Chegamos à penúltima postagem do estudo Brasileiros de Montreal, com a finalização de Entrevistados de Montreal (final)
Luís Carlos Lopes
A amostra indica que, possivelmente, a maioria dos imigrantes brasileiros que vivem em Montreal proveio das classes médias brancas brasileiras. Quase todos tiveram enorme dificuldade para exercer suas profissões de origem. A maioria não conseguiu. Os que conseguiram são casos especiais, onde suas formações de origem foram refeitas ou complementadas nas universidades locais. Outros foram legitimados por virem das universidades e ambientes de trabalho norte-americanos, fatos estes, bem aceitos no mundo quebequense. Notaram-se também os casos de aproveitamento nas especialidades de muita carência no país e de outros onde se precisava de brasileiros para funções específicas. As inúmeras conversas informais mantidas com brasileiros de Montreal confirmam os dados desta amostra.
Uma das realidades encontradas entre os imigrantes entrevistados foi a do casamento interétnico. Dos entrevistados, sete são casados com homens e mulheres quebequenses, uma com um canadense anglofônico e uma casada com um europeu imigrante para o Canadá. Duas imigraram com seus maridos brasileiros e, em Montreal, se divorciaram. Dois casais formados no Brasil continuam casados com as mesmas pessoas, um há muito tempo, o outro é um casal relativamente jovem, com dois filhos, e recém-chegado. A amostra não permite conclusões absolutas sobre a situação do casamento entre os brasileiros. Entretanto, indica a forte presença da solução de se casar com alguém do país. Sabe-se que existem casos, mas não foi entrevistado ninguém que houvesse se casado com um imigrante do terceiro mundo.

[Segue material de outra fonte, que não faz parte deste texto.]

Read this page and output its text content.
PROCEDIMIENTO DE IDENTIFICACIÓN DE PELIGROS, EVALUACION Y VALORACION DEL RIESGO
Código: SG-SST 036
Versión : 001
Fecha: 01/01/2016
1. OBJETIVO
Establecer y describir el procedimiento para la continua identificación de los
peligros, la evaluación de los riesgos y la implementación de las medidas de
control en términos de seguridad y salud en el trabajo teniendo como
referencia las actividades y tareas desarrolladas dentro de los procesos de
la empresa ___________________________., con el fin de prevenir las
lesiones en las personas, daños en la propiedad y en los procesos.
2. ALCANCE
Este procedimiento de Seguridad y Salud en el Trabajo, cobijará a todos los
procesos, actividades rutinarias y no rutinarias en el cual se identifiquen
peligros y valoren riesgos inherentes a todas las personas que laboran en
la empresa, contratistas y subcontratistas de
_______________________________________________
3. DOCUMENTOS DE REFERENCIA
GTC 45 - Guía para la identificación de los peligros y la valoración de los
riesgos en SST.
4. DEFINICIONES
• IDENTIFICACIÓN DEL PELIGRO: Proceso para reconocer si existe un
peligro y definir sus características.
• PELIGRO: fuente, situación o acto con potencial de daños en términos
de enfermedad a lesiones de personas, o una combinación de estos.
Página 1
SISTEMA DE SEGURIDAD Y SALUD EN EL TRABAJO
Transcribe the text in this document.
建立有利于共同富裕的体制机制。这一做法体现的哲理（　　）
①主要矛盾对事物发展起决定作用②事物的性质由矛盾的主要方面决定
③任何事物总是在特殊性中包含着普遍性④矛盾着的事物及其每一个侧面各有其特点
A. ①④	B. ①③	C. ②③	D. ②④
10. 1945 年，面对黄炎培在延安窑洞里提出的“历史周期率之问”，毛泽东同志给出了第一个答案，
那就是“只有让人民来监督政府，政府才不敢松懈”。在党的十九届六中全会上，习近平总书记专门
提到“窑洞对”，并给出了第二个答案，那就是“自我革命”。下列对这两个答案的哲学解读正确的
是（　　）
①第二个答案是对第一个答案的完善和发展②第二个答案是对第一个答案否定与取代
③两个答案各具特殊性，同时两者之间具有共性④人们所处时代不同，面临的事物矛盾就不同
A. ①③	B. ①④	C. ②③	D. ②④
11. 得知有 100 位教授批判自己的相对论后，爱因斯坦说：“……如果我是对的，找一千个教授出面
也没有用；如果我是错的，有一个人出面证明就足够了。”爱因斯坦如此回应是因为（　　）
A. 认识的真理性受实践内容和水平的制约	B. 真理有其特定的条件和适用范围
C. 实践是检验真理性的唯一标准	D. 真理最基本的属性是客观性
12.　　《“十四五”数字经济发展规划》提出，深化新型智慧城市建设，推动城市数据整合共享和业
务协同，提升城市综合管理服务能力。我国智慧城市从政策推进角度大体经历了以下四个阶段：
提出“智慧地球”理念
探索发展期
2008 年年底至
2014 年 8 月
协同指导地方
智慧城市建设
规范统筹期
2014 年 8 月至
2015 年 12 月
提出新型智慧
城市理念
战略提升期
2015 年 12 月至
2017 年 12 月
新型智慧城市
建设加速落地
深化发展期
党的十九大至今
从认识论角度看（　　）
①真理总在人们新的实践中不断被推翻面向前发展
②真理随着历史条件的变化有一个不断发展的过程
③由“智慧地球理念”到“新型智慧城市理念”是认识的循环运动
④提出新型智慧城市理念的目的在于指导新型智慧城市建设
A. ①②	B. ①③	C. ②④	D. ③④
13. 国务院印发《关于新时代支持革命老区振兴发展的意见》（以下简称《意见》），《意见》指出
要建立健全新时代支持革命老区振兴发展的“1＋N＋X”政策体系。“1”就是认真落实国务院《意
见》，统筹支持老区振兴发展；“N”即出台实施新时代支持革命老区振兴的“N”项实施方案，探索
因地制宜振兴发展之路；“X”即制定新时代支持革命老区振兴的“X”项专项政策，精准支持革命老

Os brasileiros de Montreal são pessoas, em sua maioria, com um nível de instrução formal e real bem desenvolvidos. São cônscios das dificuldades que enfrentam e não parecem ter qualquer arrependimento da decisão que tomaram. Ao que se sabe, os que se arrependem tomam o caminho do aeroporto para sempre, ou para voltar em outra oportunidade. Trata-se de gente bastante empreendedora, disciplinada e capaz de trabalhar e estudar com afinco, no caminho de alcançar os seus objetivos. De modo geral, apresentam como razão para seus atos alguma decepção vivenciada no Brasil. É voz geral a questão da insegurança urbana e da criminalidade. Vários foram vítimas diretas ou indiretas deste problema e saúdam o fato de não mais ter que conviver com o mesmo.
As questões da tolerância e liberdade sexuais são muito ventiladas pelos imigrantes homossexuais, que, em Montreal, sentem-se mais livres, podendo viver sem maior pressão social. Os usuários de drogas leves sentem-se mais protegidos, isto porque nesta cidade a perseguição e incriminação dos que as usam é praticamente inexistente. É comum se ver nas ruas, jovens consumindo a cannabis sem medo da prisão, da corrupção policial e do processo judicial. Por lá, combate-se mais o tráfico e bem menos seus milhares usuários. A possibilidade de viver em uma metrópole, sem o temor gerado pela criminalidade, pela ação policial violenta e por efeito das pressões dos preconceitos sociais, seduz e leva à escolha do mesmo local. (clique em "leia mais" para terminar a leitura)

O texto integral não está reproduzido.